NAD+-Mangel löst durch mitochondrialen DNA-Austritt einen falschen viralen Alarm aus

NAD ist ein kritisches Coenzym, das dem Energiestoffwechsel, der DNA-Reparatur und der Zellsignalübertragung zugrunde liegt, und seine Spiegel sinken mit dem Altern sowie bei zahlreichen Erkrankungen. Während eine akute NAD-Depletion (typischerweise durch pharmakologische Hemmung von NAMPT) ausführlich untersucht wurde, waren die zellulären Folgen eines langsamen, chronischen NAD-Mangels — der repräsentativer für Alterung und Nährstoffmangel ist — bisher kaum verstanden.

Um eine chronische NAD-Depletion zu modellieren, kultivierten Forscher der Mayo Clinic NIH3T3-Mausfibroblasten in einem Medium, das von Nikotinamid (NAM), dem primären NAD-Vorläufer, befreit worden war; dazu verwendeten sie dialysiertes fötales Rinderserum, um verbleibendes NAM aus dem Medium zu entfernen. Innerhalb von zwei Tagen sank das intrazelluläre NAD+ auf etwa 10 % der Kontrollwerte, und bis Tag 12 war es nahezu nicht mehr nachweisbar. Umfassendere NAD-verwandte Metaboliten — darunter NMN, NR, NAM und ADPR — waren alle erheblich reduziert. Entscheidend ist, dass die Zellen unter diesen Bedingungen bis zu 28 Tage überlebten, ohne signifikante Apoptose, Nekrose oder Seneszenz, obwohl ihre Proliferationsrate progressiv abnahm. Der ATP-Spiegel fiel auf etwa 60 % der Kontrollwerte, was auf eine teilweise metabolische Kompensation hinweist.
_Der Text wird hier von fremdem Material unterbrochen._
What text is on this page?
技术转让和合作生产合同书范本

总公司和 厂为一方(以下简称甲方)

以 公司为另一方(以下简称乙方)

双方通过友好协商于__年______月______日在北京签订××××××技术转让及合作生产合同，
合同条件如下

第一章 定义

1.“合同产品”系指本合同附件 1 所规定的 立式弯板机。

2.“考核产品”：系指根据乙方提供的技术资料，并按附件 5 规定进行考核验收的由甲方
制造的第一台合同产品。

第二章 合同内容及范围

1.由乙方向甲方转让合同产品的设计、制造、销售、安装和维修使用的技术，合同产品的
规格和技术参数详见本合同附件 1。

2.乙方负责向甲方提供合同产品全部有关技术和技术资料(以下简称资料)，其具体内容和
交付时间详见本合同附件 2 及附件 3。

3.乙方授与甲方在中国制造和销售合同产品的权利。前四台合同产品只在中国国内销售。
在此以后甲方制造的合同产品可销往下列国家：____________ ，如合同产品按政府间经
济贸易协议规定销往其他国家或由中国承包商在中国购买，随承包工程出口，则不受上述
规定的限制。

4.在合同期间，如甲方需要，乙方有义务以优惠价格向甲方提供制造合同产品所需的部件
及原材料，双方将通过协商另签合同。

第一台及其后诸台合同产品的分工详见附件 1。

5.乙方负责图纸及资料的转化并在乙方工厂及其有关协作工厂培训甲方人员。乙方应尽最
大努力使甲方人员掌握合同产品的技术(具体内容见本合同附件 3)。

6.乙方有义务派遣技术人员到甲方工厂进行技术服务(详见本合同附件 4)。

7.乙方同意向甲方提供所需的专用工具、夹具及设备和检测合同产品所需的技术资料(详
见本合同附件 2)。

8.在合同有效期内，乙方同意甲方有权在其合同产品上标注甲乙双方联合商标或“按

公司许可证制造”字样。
Der auffälligste Befund war, dass die chronische NAD-Depletion ein robustes, Interferon-abhängiges entzündliches Genexpressionsprogramm auslöste, das einer viralen Infektionsreaktion ähnelt. Die Transkriptomanalyse zeigte eine starke Hochregulierung Interferon-stimulierter Gene (ISGs) und der Typ-I-Interferon-Signalwege. Mechanistisch gesehen verursachte die NAD-Depletion eine mitochondriale Dysfunktion — einschließlich reduzierter respiratorischer Reservekapazität und maximaler mitochondrialer Atmung sowie beeinträchtigter Glykolyse — und eine erhöhte mitochondriale Masse. Dieser mitochondriale Stress führte zur zytosolischen Freisetzung mitochondrialer DNA (mtDNA) durch oligomerisierte VDAC1-Kanäle. Die freigesetzte mtDNA wurde vom zytosolischen cGAS als Gefahrensignal erkannt, was STING und die nachgeschaltete Interferon-Genexpression aktivierte. Die Blockierung der VDAC1-Oligomerisierung mit VBIT-4, die Hemmung von STING mit H-151 oder die Depletion der zellulären mtDNA hoben die durch NAM-Depletion induzierte Interferonantwort vollständig auf und bestätigten damit die kausale Kette: NAD-Depletion → mitochondrialer Stress → VDAC1-vermittelte mtDNA-Freisetzung → cGAS-STING-Aktivierung → Interferonantwort.

Diese Ergebnisse wurden in IMR90-menschlichen Lungenfibroblasten und HS5-menschlichen Stromazellen reproduziert, was darauf hindeutet, dass das Phänomen weder spezies- noch zelltypspezifisch ist. Die Autoren beobachteten zudem eine kompensatorische Hochregulierung von NAD-Syntheseenzymen (NAMPT, NMNAT3) und des Nukleosidtransporters ENT2, während die NAD-verbrauchenden Enzyme CD38, CD157 und SIRT3 herunterreguliert wurden. Die metabolomische Analyse bestätigte eine weitreichende metabolische Reprogrammierung unter chronischer NAD-Depletion.

Diese Erkenntnisse sind bedeutsam, da der NAD-Rückgang ein gut dokumentiertes Merkmal des Alterns und chronischer Erkrankungen ist und die cGAS-STING-Interferon-Achse zunehmend als Treiber von Inflammaging anerkannt wird. Die Studie liefert eine direkte mechanistische Verbindung zwischen NAD-Mangel und steriler Entzündung und identifiziert VDAC1, cGAS und STING als potenzielle therapeutische Zielstrukturen für Erkrankungen, bei denen der NAD-Rückgang zur Pathologie beiträgt.